Sheikh Talal Nasser al-Sabah death sentence hanging over the sheikh for drug trafficking

Sheikh Talal Nasser al-Sabah who is in his fifties, was caught by Kuwaiti police with 10kg (22lb) of cocaine and 165lb of hashish. When sentencing him to death, Judge Humoud al-Mutwatah said that he had “willingly walked the path of evil” and deserved no mercy. Smuggling drugs in the Gulf is a high-risk enterprise, with frequent death sentences for dealers and mules. It is possible Sheikh Talal Nasser al-Sabah believed that being a relative of Kuwait’s rulers would protect him. Now, with a death sentence hanging over the sheikh for drug trafficking, the oil-rich emirate is waiting to see whether the strict rule of law or the kinship ties of the ruling family will prevail. The sheikh, It was the first time that a member of a Gulf royal family had been condemned to death by a court, and is widely seen as a test case for the impartiality of the law in a country where the convict’s relative, the Emir, could pardon his wayward kinsman. The sheikh was the nephew of a previous Emir of Kuwait, Jaber al-Sabah, who died in 2006, and is one of hundreds of members of the huge ruling family. Lawyers at the time hailed the sentence as a sign of the impartiality of the law. Najib al-Wugayyan, a prominent criminal lawyer, called the verdict “a magnificent indication to all that nobody is above the law”.
And isn’t this interesting? A similar case involving a Saudi royal:Strict as the laws are, they are not as harsh as those in Saudi Arabia, where smugglers convicted of trafficking marijuana have been beheaded. Even there, however, a member of the Royal Family, Prince Nayef bin Sultan bin Fawwaz al-Shaalan, has been caught up in drug trafficking. Last year a French court sentenced the Prince in absentia to ten years in jail and a $100 million (£50 million) fine for his part in a plot to smuggle two tonnes of cocaine from Colombia to an airport outside Paris in 1999, using a private aircraft and diplomatic immunity to move the drugs. Since Saudi Arabia has no extradition treaty with France or the US, the Prince was not jailed.
But back to KuwaitThe conviction was not Sheikh al-Sabah’s first run-in with the law.
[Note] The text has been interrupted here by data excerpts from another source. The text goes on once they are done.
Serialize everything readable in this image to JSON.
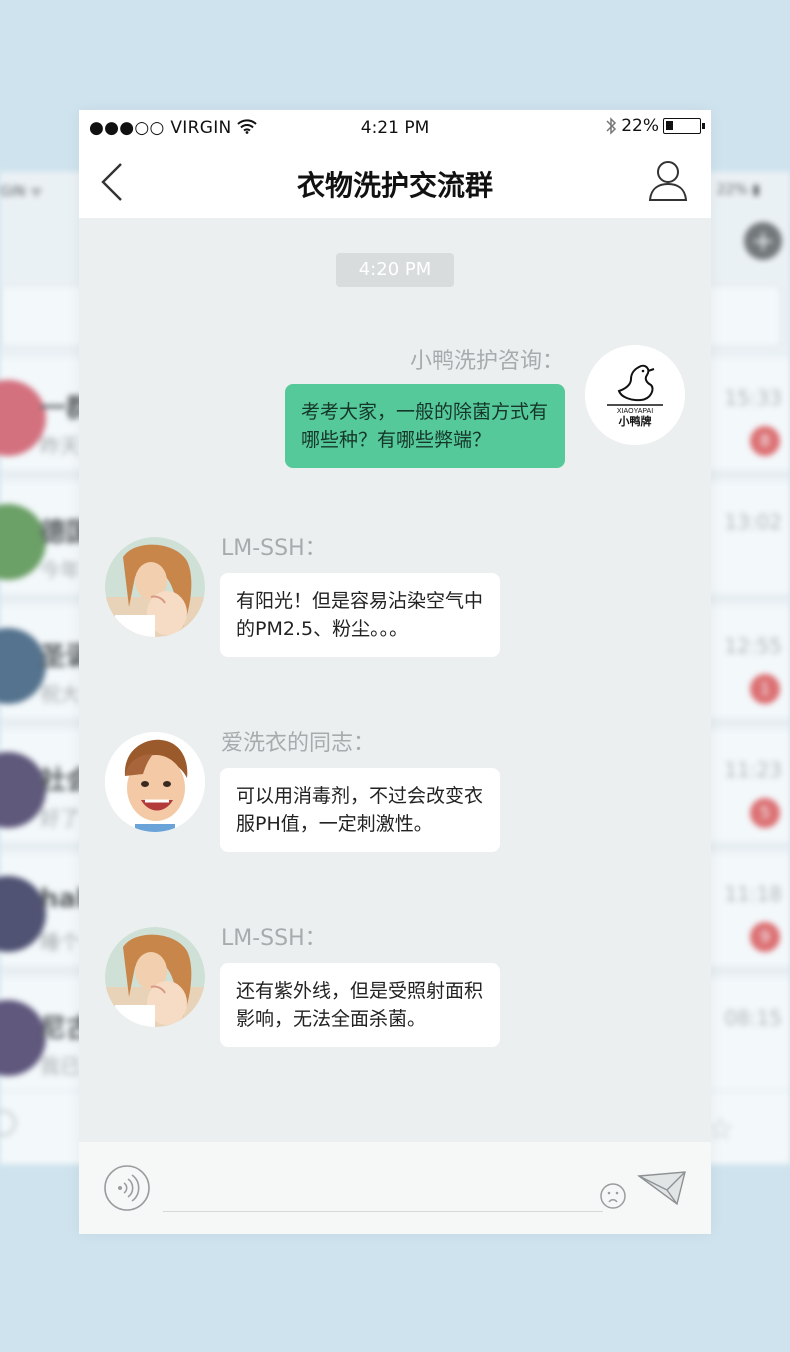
{
  "background_app": {
    "status_left": "GIN ᯤ",
    "status_right": "22% ▮",
    "add_icon": "plus-circle-icon",
    "rows": [
      {
        "name": "一群",
        "sub": "昨天",
        "time": "15:33",
        "badge": "8",
        "avatar_color": "#d64b5a"
      },
      {
        "name": "德国",
        "sub": "今年",
        "time": "13:02",
        "badge": "",
        "avatar_color": "#4a8a3a"
      },
      {
        "name": "圣诞",
        "sub": "祝大",
        "time": "12:55",
        "badge": "1",
        "avatar_color": "#2d4e6e"
      },
      {
        "name": "社会",
        "sub": "好了",
        "time": "11:23",
        "badge": "5",
        "avatar_color": "#3a2b55"
      },
      {
        "name": "hah",
        "sub": "睡个",
        "time": "11:18",
        "badge": "9",
        "avatar_color": "#26234a"
      },
      {
        "name": "尼古",
        "sub": "我已",
        "time": "08:15",
        "badge": "",
        "avatar_color": "#3b2a58"
      }
    ]
  },
  "status_bar": {
    "carrier": "●●●○○ VIRGIN",
    "time": "4:21 PM",
    "battery": "22%"
  },
  "nav": {
    "title": "衣物洗护交流群",
    "back_icon": "chevron-left-icon",
    "profile_icon": "user-icon"
  },
  "chat": {
    "timestamp": "4:20 PM",
    "messages": [
      {
        "sender": "小鸭洗护咨询：",
        "text": "考考大家，一般的除菌方式有哪些种？有哪些弊端？",
        "direction": "out",
        "avatar": "xiaoyapai-logo",
        "logo_small": "XIAOYAPAI",
        "logo_brand": "小鸭牌"
      },
      {
        "sender": "LM-SSH：",
        "text": "有阳光！但是容易沾染空气中的PM2.5、粉尘。。。",
        "direction": "in",
        "avatar": "mother-baby-photo"
      },
      {
        "sender": "爱洗衣的同志：",
        "text": "可以用消毒剂，不过会改变衣服PH值，一定刺激性。",
        "direction": "in",
        "avatar": "toddler-photo"
      },
      {
        "sender": "LM-SSH：",
        "text": "还有紫外线，但是受照射面积影响，无法全面杀菌。",
        "direction": "in",
        "avatar": "mother-baby-photo"
      }
    ]
  },
  "input_bar": {
    "voice_icon": "voice-icon",
    "placeholder": "",
    "emoji_icon": "emoji-icon",
    "send_icon": "send-icon"
  },
  "colors": {
    "accent_bubble": "#56c99a",
    "chat_background": "#eceff0",
    "page_background": "#cfe3ee"
  }
}
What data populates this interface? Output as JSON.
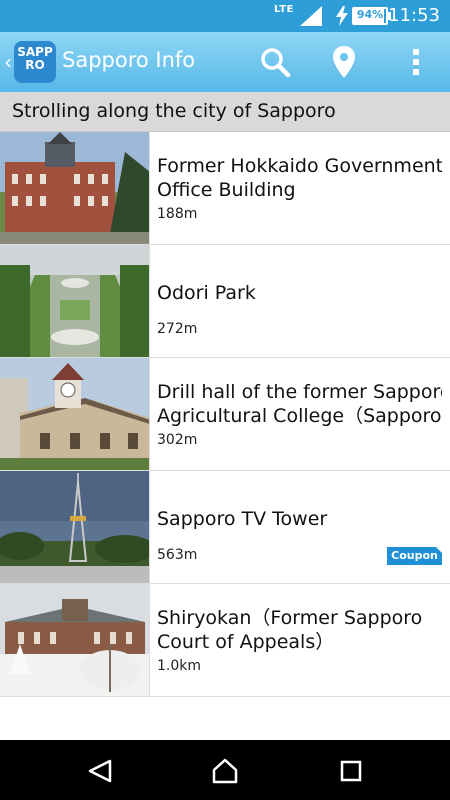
{
  "status_bar": {
    "network": "LTE",
    "battery_percent": 94,
    "battery_label": "94%",
    "time": "11:53"
  },
  "app_bar": {
    "logo_line1": "SAPP",
    "logo_line2": "RO",
    "title": "Sapporo Info",
    "icons": [
      "search-icon",
      "location-pin-icon",
      "overflow-menu-icon"
    ]
  },
  "section": {
    "title": "Strolling along the city of Sapporo"
  },
  "places": [
    {
      "name_line1": "Former Hokkaido Government",
      "name_line2": "Office Building",
      "distance": "188m"
    },
    {
      "name_line1": "Odori Park",
      "name_line2": "",
      "distance": "272m"
    },
    {
      "name_line1": "Drill hall of the former Sapporo",
      "name_line2": "Agricultural College（Sapporo",
      "distance": "302m"
    },
    {
      "name_line1": "Sapporo TV Tower",
      "name_line2": "",
      "distance": "563m",
      "badge": "Coupon"
    },
    {
      "name_line1": "Shiryokan（Former Sapporo",
      "name_line2": "Court of Appeals）",
      "distance": "1.0km"
    }
  ],
  "colors": {
    "status_bar": "#2e9ed9",
    "app_bar_top": "#8ed6f5",
    "app_bar_bottom": "#57b8e8",
    "coupon": "#1f8fd6"
  }
}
In 1991 he was arrested by Egyptian police and charged with smuggling heroin, although he said at the time that it was all for personal use. Sheikh al-Sabah continues to deny that he is a drug dealer and said that he has left his fate to the Emir. “I am drug-addicted and I am getting cured. I don’t deal,” he told the Kuwaiti newspaper al-Jareeda from his jail cell. “I don’t know whether Kuwaiti society is satisfied with the ruling of the judiciary or not. But it is in the hands of the Emir.”